“Working on it isn’t good enough, Cassandra.” His tone sharpened. “I need results. A code. A ledger. A secret deal. Something that brings them down.”
My jaw tightened. “I’ve given you plenty—”
“And none of it has been enough.” He cut me off like my words didn’t matter. Like I didn’t matter. “I need something big. Something that bleeds them dry.”
“Why haven’t you involved the FBI?” The question burst out before I could stop it. “I’ve given you intel for two years. Enough to build a case. Why haven’t you done anything with it?”
Silence stretched between us, thick and suffocating.
Then he laughed. Cold. Humorless. “Because I don’t want a clean arrest, Cassandra. I don’t want them in prison playingcards and getting three meals a day. I want blood. I want the Kamarovs tosuffer.”
My chest tightened. “What did they do to you?”
“That’s not your concern.” His voice dropped, lethal. “Your concern is finishing what you started. Or did you forget why you’re doing this?”

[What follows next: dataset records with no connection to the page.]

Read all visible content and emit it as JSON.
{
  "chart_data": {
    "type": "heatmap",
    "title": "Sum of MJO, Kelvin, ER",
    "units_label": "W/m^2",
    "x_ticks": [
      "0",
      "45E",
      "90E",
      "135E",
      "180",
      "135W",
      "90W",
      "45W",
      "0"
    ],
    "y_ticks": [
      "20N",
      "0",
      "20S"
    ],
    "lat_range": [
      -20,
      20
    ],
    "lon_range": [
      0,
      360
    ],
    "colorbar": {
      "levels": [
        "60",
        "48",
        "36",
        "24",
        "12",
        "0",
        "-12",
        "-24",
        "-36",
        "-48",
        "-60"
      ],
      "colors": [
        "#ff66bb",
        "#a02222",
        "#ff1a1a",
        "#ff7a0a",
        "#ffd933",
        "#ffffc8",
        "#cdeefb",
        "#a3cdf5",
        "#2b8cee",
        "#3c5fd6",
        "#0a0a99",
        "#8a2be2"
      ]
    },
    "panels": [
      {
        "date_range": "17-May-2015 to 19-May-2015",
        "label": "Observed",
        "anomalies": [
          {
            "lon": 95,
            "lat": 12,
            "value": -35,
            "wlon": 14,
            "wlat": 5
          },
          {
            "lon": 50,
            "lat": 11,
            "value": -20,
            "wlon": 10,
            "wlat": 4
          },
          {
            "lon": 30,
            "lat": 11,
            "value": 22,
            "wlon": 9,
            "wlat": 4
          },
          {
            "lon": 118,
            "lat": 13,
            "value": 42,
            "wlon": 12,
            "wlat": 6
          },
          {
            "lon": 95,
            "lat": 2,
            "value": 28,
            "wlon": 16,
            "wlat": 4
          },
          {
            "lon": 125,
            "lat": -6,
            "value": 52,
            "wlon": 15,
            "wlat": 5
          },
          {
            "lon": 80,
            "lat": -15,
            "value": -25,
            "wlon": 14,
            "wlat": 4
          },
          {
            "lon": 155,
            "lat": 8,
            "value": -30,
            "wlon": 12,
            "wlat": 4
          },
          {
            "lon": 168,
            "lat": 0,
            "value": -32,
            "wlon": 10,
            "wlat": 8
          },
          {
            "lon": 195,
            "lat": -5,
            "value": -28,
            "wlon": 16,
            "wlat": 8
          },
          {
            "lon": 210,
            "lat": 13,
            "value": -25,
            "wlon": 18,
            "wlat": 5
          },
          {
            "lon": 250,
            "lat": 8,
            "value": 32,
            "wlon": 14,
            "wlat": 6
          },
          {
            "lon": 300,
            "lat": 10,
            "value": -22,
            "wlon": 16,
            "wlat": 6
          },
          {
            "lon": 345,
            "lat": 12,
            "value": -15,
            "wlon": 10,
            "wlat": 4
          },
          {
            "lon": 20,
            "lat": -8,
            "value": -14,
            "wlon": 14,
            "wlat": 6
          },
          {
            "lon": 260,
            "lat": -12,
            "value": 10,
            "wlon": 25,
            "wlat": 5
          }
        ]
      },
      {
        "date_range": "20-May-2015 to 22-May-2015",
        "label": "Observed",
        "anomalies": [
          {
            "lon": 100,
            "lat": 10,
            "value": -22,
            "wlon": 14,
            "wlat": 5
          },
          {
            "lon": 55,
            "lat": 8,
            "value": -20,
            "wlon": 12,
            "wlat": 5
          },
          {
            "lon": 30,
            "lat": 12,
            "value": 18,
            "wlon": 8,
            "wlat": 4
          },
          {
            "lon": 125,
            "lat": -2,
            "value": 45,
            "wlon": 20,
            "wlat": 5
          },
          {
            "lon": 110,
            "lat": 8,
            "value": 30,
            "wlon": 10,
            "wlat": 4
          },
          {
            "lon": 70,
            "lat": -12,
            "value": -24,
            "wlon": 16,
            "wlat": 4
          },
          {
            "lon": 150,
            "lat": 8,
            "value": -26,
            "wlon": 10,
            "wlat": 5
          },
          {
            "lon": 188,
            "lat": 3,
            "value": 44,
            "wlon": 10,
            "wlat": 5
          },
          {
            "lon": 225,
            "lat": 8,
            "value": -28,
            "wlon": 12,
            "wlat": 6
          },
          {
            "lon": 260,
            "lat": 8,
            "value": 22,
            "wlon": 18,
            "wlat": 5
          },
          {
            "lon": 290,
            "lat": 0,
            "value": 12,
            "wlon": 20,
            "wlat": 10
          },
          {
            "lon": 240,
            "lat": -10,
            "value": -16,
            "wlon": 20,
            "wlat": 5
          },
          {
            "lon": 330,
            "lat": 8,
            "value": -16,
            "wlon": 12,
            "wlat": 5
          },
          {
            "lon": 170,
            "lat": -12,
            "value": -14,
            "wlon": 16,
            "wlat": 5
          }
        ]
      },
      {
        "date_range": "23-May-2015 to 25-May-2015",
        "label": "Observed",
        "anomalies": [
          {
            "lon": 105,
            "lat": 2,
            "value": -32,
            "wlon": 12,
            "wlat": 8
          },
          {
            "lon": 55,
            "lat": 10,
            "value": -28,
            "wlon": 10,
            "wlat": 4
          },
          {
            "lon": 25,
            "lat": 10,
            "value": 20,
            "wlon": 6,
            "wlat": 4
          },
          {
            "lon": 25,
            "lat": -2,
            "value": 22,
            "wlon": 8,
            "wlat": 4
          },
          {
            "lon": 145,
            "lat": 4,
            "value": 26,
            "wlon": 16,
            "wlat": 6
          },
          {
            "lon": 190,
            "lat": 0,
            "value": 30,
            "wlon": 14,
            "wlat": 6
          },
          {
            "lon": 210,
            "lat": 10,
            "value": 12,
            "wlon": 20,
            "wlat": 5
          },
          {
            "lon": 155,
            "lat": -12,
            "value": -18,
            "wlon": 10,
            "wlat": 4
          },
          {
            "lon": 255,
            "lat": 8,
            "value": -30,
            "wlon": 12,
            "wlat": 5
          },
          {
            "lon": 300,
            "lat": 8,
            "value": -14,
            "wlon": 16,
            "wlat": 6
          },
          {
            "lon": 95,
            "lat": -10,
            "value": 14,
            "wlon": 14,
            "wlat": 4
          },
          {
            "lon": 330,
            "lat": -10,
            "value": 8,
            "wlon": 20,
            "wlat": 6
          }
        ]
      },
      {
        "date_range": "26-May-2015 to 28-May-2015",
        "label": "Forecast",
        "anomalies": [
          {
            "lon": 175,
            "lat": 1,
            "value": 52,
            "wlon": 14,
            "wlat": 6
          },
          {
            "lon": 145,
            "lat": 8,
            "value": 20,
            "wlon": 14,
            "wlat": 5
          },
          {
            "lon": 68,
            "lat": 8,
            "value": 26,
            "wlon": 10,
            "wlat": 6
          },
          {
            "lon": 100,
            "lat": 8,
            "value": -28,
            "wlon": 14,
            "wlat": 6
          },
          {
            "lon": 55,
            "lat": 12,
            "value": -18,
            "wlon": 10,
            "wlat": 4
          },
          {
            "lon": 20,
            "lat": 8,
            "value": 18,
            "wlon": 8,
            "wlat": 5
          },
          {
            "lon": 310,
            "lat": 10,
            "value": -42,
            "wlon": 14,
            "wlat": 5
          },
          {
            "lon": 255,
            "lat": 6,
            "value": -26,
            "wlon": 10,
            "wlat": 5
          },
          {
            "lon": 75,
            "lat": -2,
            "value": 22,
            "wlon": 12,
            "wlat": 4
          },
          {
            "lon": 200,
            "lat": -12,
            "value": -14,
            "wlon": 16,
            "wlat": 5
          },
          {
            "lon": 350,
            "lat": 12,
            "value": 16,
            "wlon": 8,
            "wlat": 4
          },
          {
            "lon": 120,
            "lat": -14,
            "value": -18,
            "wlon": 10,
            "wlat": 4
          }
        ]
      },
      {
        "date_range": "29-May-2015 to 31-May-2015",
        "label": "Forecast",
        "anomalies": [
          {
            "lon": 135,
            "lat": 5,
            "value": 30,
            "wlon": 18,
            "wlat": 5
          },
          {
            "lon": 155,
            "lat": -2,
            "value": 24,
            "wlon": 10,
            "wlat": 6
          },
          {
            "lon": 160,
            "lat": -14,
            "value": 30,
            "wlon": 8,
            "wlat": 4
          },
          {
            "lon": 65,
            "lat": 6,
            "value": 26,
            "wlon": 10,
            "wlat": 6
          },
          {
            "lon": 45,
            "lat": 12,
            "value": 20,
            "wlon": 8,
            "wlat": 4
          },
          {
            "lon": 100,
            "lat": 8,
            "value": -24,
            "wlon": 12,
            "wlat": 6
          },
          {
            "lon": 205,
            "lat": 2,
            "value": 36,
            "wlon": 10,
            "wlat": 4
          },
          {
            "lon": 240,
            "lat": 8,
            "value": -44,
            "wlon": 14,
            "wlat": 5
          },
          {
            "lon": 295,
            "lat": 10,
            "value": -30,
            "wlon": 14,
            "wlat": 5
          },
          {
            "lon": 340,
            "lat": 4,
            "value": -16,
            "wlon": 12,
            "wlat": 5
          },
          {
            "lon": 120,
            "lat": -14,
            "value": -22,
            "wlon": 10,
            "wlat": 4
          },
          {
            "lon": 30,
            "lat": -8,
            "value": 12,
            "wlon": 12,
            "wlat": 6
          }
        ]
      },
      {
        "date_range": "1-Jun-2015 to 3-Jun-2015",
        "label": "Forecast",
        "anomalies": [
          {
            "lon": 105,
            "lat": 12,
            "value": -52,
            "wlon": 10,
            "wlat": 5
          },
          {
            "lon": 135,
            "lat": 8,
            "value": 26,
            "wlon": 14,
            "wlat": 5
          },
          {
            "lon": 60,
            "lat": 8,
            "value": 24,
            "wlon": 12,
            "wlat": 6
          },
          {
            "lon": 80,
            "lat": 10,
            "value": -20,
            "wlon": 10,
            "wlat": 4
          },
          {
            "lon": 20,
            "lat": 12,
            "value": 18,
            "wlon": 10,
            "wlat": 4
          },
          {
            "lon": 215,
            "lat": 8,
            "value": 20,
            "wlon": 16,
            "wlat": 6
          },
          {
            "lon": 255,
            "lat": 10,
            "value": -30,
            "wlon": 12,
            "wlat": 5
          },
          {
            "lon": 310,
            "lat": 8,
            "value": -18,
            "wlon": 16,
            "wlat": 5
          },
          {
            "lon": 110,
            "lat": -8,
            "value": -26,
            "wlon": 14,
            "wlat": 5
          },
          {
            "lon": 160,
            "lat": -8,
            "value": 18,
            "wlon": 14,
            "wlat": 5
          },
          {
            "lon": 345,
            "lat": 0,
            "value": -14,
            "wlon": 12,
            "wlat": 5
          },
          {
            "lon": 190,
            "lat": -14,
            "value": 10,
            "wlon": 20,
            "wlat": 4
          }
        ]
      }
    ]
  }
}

My father’s face flashed in my mind. Vague. Blurred. A memory I could barely hold onto.
“I haven’t forgotten,” I whispered.
“Good. Then give me something. Now.”
Every nerve in my body screamed at me not to. Screamed that this was wrong, that Vance was dangerous, that I was standing on the edge of a cliff and one more step would send me plummeting.
But I was so tired. Tired of the lies. Tired of the fear. Tired of waking up every morning, wondering if today would be the day Rafael put a bullet in my head.
“There’s an arms deal,” I said, my voice flat. Dead. “Chicago. Next week.”
“Details.”
I closed my eyes. Felt the words crawling up my throat like poison. “Port 7. Tuesday. 2 a.m. Codename Volkov.”
“Good girl.” The satisfaction in his voice made my skin crawl. “Anything else?”
“What about me?” The question ripped out of me, raw and desperate. “What happens to me when Rafael finds out?”
“You better make sure he doesn’t.” His tone was flat. Final. Like my life was collateral damage he’d already written off.
The line went dead.
I stared at my phone, my hand trembling so badly I nearly dropped it.
What the fuck had I just done?
I’d sold Rafael out. Given Vance the exact intel he needed to sabotage the deal, maybe get people killed, maybe destroy everything Rafael had built.
My chest constricted. Guilt wrapped around my ribs like barbed wire, squeezing tighter with every breath.
My hands were shaking. My whole body was shivering like I’d been dunked in ice water.
I pressed my palms flat against the desk, trying to ground myself. Trying to breathe. But the air felt too thin, like I was suffocating on my own choices.
Footsteps echoed in the hallway. Heavy. Familiar.
I looked up just as Rafael passed my office, then stopped. Backtracked. Leaned against the doorframe with his arms crossed, his dark eyes sweeping over me with that unnerving precision he always had.
“You look like hell,” he muttered. “Go to a doctor.”
I forced a smile. It felt like cracking glass. “I’m fine.”